I grew up in Atlanta in an overwhelmingly white suburb and church, but in schools that were roughly 40 percent white and 40 percent black. Because of this, I used to believe I experienced a diverse upbringing. But in reality, it sheltered me just enough that I was in my mid-twenties before I really began to grapple with racism.
I’ve written before about how my coming out five years ago helped me to recognize my white privilege. Coming out flipped a switch for me. The realities of pursuing ordained ministry as an out bisexual woman made me profoundly aware that entrenched systems of bias and discrimination sometimes worked against me, even while they often worked in my favor. I’m not proud that it took recognizing my own experiences of oppression to also recognize my privilege, but I responded to both by becoming a committed activist.
As I have advocated for justice for LGBTQ people, I have also sought to work for racial justice. In seeking to be a race ally, I have learned that I have to first recognize the insidiousness of white supremacy in our culture, and begin to acknowledge all of the ways I have benefitted from it and perpetuated it, even if unintentionally. And then, having begun to wrestle with the enormity of these realities, I have to actively work against them — learning more about racial justice, uplifting the voices of people of color, and calling out racism and white supremacy where I encounter it.
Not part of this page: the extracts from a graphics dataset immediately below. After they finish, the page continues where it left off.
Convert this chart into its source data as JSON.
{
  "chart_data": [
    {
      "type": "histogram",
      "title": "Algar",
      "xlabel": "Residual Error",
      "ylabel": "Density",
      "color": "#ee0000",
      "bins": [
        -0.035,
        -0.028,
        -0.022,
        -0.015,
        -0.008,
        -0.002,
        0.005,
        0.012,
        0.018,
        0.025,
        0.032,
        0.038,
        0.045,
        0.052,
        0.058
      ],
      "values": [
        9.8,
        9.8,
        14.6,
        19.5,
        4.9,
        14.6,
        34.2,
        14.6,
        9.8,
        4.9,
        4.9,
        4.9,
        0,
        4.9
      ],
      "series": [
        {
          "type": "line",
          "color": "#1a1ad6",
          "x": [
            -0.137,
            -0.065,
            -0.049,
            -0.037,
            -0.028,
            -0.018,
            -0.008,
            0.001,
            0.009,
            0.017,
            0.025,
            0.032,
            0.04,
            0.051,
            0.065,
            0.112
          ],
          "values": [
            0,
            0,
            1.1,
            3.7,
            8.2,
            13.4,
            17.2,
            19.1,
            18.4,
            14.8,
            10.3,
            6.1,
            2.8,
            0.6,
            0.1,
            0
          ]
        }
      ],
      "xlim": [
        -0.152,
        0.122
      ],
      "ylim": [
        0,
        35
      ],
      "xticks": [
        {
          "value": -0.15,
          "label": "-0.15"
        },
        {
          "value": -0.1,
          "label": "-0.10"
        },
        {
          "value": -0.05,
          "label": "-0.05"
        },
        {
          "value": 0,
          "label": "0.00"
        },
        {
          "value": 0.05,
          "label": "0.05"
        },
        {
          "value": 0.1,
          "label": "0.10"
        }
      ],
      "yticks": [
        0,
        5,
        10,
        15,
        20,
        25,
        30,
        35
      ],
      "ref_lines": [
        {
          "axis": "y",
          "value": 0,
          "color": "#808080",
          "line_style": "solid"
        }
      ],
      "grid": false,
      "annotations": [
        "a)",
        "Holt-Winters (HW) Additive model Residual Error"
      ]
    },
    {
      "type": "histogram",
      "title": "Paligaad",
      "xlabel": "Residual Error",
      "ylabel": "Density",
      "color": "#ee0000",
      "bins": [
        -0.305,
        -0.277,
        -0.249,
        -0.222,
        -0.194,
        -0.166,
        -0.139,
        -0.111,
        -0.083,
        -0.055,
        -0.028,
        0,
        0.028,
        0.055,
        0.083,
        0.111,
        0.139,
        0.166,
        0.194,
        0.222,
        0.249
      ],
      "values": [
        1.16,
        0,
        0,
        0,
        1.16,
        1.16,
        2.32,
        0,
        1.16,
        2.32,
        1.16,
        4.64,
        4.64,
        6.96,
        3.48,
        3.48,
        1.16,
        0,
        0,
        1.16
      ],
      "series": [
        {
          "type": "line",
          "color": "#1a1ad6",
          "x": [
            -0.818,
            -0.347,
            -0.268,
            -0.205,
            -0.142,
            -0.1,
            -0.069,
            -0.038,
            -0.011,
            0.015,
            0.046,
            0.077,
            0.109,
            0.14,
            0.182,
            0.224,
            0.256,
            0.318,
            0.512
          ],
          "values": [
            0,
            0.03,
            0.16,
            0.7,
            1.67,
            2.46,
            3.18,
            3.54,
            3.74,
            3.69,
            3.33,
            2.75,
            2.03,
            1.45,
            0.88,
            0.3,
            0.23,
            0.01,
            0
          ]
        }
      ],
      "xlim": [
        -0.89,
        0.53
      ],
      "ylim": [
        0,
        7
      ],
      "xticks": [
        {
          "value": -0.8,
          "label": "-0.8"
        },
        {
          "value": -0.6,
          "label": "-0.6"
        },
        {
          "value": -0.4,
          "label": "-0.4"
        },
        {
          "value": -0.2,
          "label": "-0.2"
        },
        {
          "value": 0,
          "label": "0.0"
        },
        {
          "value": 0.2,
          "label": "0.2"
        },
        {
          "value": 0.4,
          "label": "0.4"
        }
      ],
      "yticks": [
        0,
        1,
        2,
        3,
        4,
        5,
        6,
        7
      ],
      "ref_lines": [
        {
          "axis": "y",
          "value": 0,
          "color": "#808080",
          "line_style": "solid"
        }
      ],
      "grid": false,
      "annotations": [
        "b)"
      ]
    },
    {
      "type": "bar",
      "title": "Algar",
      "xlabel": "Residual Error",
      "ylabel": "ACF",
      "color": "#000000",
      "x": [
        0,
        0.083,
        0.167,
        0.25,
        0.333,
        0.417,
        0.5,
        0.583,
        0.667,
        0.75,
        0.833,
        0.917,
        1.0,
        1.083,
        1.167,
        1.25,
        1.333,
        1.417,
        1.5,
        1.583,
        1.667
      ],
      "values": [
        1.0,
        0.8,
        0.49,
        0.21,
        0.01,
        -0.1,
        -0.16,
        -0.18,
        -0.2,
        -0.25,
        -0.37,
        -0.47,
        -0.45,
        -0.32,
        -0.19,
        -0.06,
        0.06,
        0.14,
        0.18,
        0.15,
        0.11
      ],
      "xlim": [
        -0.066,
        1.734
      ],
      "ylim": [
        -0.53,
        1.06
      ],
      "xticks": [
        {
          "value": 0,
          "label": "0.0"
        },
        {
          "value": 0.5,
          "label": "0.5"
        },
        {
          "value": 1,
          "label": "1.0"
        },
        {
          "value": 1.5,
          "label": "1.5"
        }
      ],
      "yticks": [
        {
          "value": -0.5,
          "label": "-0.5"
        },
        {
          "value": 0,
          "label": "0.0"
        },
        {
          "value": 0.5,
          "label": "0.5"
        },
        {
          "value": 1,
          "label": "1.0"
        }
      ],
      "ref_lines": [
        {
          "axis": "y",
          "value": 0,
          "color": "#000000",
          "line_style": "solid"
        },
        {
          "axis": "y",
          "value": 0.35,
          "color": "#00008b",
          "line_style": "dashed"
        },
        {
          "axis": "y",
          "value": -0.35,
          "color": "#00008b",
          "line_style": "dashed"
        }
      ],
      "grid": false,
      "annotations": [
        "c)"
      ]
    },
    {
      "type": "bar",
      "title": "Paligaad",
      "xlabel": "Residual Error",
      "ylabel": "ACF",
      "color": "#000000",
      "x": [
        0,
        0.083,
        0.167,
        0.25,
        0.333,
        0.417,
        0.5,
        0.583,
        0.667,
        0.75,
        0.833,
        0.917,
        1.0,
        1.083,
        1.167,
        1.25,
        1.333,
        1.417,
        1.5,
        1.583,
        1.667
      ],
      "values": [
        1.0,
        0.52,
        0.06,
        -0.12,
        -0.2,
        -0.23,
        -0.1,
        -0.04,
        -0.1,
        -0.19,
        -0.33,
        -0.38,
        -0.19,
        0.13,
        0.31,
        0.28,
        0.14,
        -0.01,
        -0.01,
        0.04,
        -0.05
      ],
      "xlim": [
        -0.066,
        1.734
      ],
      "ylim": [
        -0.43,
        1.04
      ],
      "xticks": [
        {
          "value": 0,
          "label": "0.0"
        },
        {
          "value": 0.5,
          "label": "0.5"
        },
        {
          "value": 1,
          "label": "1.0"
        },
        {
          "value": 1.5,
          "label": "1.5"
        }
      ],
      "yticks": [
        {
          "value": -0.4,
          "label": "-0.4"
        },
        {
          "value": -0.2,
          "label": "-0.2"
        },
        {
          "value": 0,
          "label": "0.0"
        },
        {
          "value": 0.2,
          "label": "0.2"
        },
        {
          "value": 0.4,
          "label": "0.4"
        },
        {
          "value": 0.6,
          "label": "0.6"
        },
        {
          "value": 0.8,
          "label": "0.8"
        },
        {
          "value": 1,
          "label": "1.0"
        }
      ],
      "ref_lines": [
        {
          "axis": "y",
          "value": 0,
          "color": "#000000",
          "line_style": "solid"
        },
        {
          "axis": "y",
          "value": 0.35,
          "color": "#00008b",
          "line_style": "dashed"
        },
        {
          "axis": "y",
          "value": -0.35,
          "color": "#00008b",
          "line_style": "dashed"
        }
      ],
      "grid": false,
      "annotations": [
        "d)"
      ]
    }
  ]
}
Even now, after years of actively educating myself about racism and seeking to dismantle my own privilege, I find that the part of allyship I struggle with most is the fear of failure. The more I learn about racism and white privilege, the more overwhelmed I am by all the ways I have messed up, and all the ways I could still mess up. I am petrified of making things worse in my attempt to make them better, and so often my first response to racial injustice when I encounter it is to freeze and stand on the sidelines, hoping someone else does the work.
This fear of failing as an ally, and the inability to act that comes as a result, is not unusual. In fact, I’d argue it’s a common part of the process of becoming an ally. In some ways, it’s a healthy fear — it keeps the “white savior” impulse in check. But left unchallenged, fear of failure can be just as destructive to the movement for racial justice as outright racism: The one clear and certain way to fail at being an ally is to do nothing at all.
On some level, the fear of messing up as an ally stems from a desire to avoid hurting others. When we finally begin to recognize how terrible the problem of racism is, the last thing we want to do is be a part of that problem. But on another level, even this well-meaning thought process continues to place ourselves at the center, instead of the people with whom we are seeking to be allies. Being committed to justice means working for a better world — even when that work requires allies to step back and support people of color and others who are marginalized as they lead the way.
Our place as supporters is to educate ourselves and other allies. Our role is to call out racism wherever we encounter it — even and especially when perpetuated by people we care about. Our goal is to center to the stories, voices, and experiences of people of color, and to follow their lead.
The reality of our privilege is that it makes many truths of systemic injustice unclear to us. We fumble around with murky awareness and bump into our own ingrained racism and ignorance. As allies, the question for us is not if we will screw up, but how we will move forward when we inevitably do.
Here is a process I have learned for myself:
If I want to act but I’m worried about getting it wrong, I check in with another ally or several to see what they think. I try to find existing resources from people of color that will help me understand how I should act. (This is different, by the way, than asking a person of color to make time to educate me).
Often, if it turns out that my strategy was misguided, I can feel defensive and declare that I want to give up. If that happens, I keep those feelings to myself or process them with another ally. I work to move past my defensiveness and give thanks that what I’ve learned has better prepared to be an effective ally.
If I learn this lesson only after I’ve acted and messed up, I follow the same protocol. I try to work through the guilt I feel on my own or with other close ally friends rather than seeking absolution from the people of color whom I’ve wronged. I remind myself that they have a right to be upset. I apologize and correct myself where I can and I commit to doing better in the future. And then I move forward, still committed to the work of allyship.
Of course, in reality, it usually feels a lot messier and more uncomfortable than that. But as time goes on, I’m learning that this process is as crucial to the work of allyship as the moments when I get it right. This is how it goes. We learn, we act, we mess up, we repent, we continue to learn, we continue to act, and we continue to support the work of racial justice.
We cannot promise to never mess up, but we can promise not to let our fear of failure keep us from doing the work. We can promise to try and try again. We cannot commit to being perfect, but we can commit to doing better — and then get to work.